Cooperman: We wanted something that was evocative of the values [and] the sophistication of the redwood root system that is collaborative and supports these incredible, amazing living things. We wanted something that felt more organic and human [and] was evocative of our history and our legacy: Our headquarters are in Redwood City, and the color red [in the Oracle logo and graphics]. And we liked Redwood because redwoods reach up into the clouds.
What's the timeline?
Cooperman: OpenWorld was a fundamental redesign. The front door of our website has been fundamentally redesigned. There are a lot of internal tools we've redesigned just to get everyone headed in the right direction.
The first bits of Redwood product user interfaces are coming in 2020. And we'll touch a percentage of our customers to start, in the CX space, in the HCM space and in the ERP space.
In a blog post, Hillel wrote that designers don't create the user experience, company cultures create user experience. How are you changing the culture?
Cooperman: The most important thing that Jenny and I try to focus on are positivity and vulnerability. It's saying that by being positive about the change we want to achieve, by being vulnerable about the fact that we're just human beings doing our best and showing that it's okay, it's a safe place to do your best -- which sometimes means not getting to where you want to be and you got to try multiple times.
Lam: From a design perspective … just doing the work, showing up and doing excellent work, I think that has been the most effective way that we're also not only showing what's possible, but liberating folks to not always follow the rules, to experiment and to reach further.

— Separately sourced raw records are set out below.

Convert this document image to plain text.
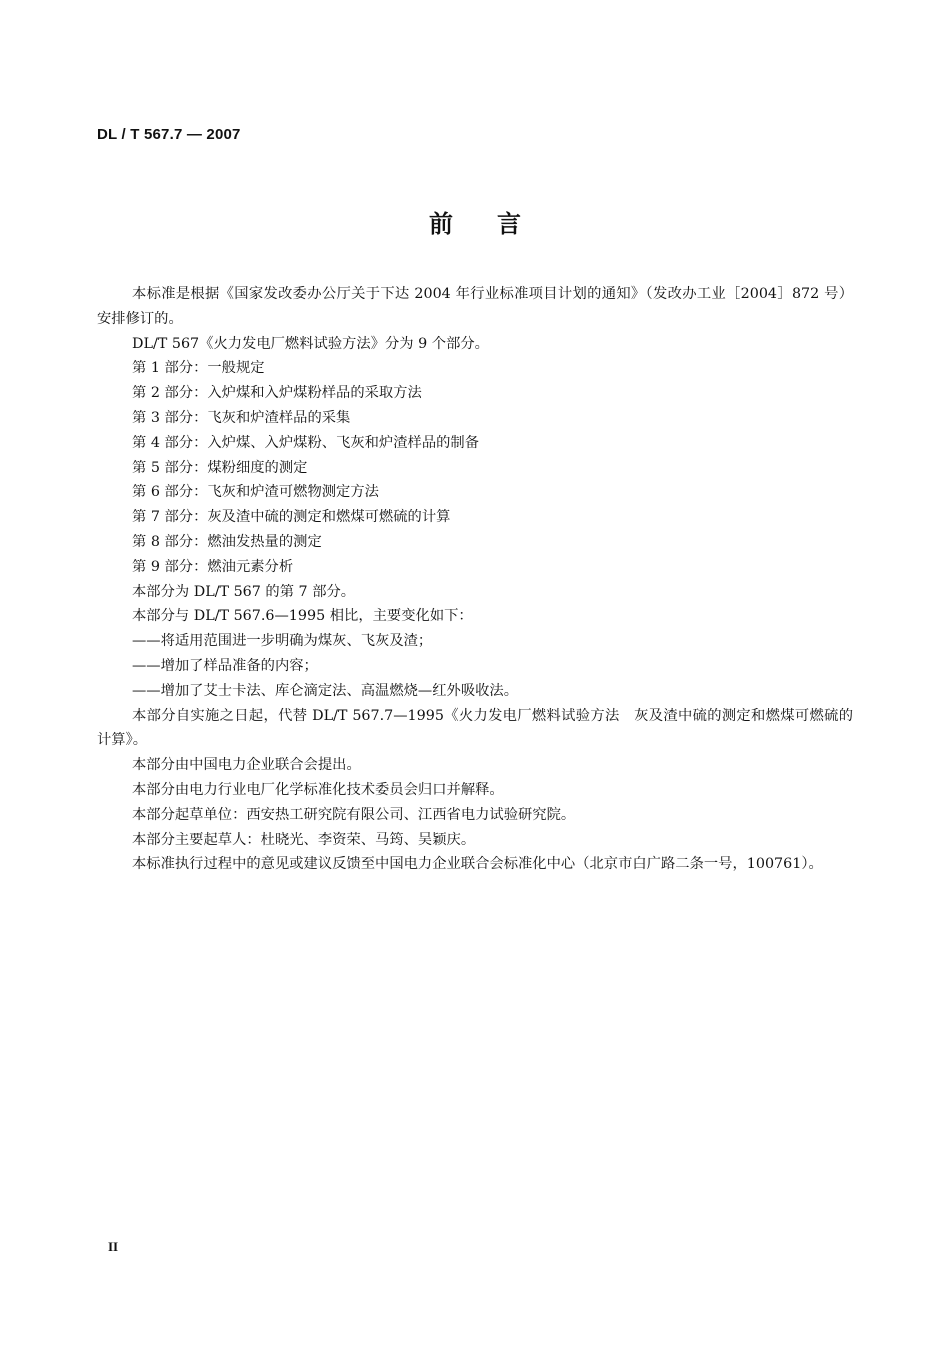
DL / T 567.7 — 2007
前言

本标准是根据《国家发改委办公厅关于下达 2004 年行业标准项目计划的通知》（发改办工业［2004］872 号）安排修订的。

DL/T 567《火力发电厂燃料试验方法》分为 9 个部分。

第 1 部分：一般规定

第 2 部分：入炉煤和入炉煤粉样品的采取方法

第 3 部分：飞灰和炉渣样品的采集

第 4 部分：入炉煤、入炉煤粉、飞灰和炉渣样品的制备

第 5 部分：煤粉细度的测定

第 6 部分：飞灰和炉渣可燃物测定方法

第 7 部分：灰及渣中硫的测定和燃煤可燃硫的计算

第 8 部分：燃油发热量的测定

第 9 部分：燃油元素分析

本部分为 DL/T 567 的第 7 部分。

本部分与 DL/T 567.6—1995 相比，主要变化如下：

——将适用范围进一步明确为煤灰、飞灰及渣；

——增加了样品准备的内容；

——增加了艾士卡法、库仑滴定法、高温燃烧—红外吸收法。

本部分自实施之日起，代替 DL/T 567.7—1995《火力发电厂燃料试验方法　灰及渣中硫的测定和燃煤可燃硫的计算》。

本部分由中国电力企业联合会提出。

本部分由电力行业电厂化学标准化技术委员会归口并解释。

本部分起草单位：西安热工研究院有限公司、江西省电力试验研究院。

本部分主要起草人：杜晓光、李资荣、马筠、吴颖庆。

本标准执行过程中的意见或建议反馈至中国电力企业联合会标准化中心（北京市白广路二条一号，100761）。

II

How is the cultural change going?
Lam: We were really humbled by the reception, especially at OpenWorld. Even the words which we used on stage and the tone of voice were different, and you got a lot of responses from internal folks. In fact, those are the ones that I think impact us the most: the internal voice and how it's affected them and their work.
Cooperman: In tech companies, there can be challenges around people who are more engineering oriented or people who are more sales oriented, and who may not place as much of a priority on the way that design and this kind of customer focus can really bring everything together. What we've encountered is openness, collaborative-ness, positivity. They've been nothing but welcoming, and frankly, quite patient with us. … It's been a delightful experience.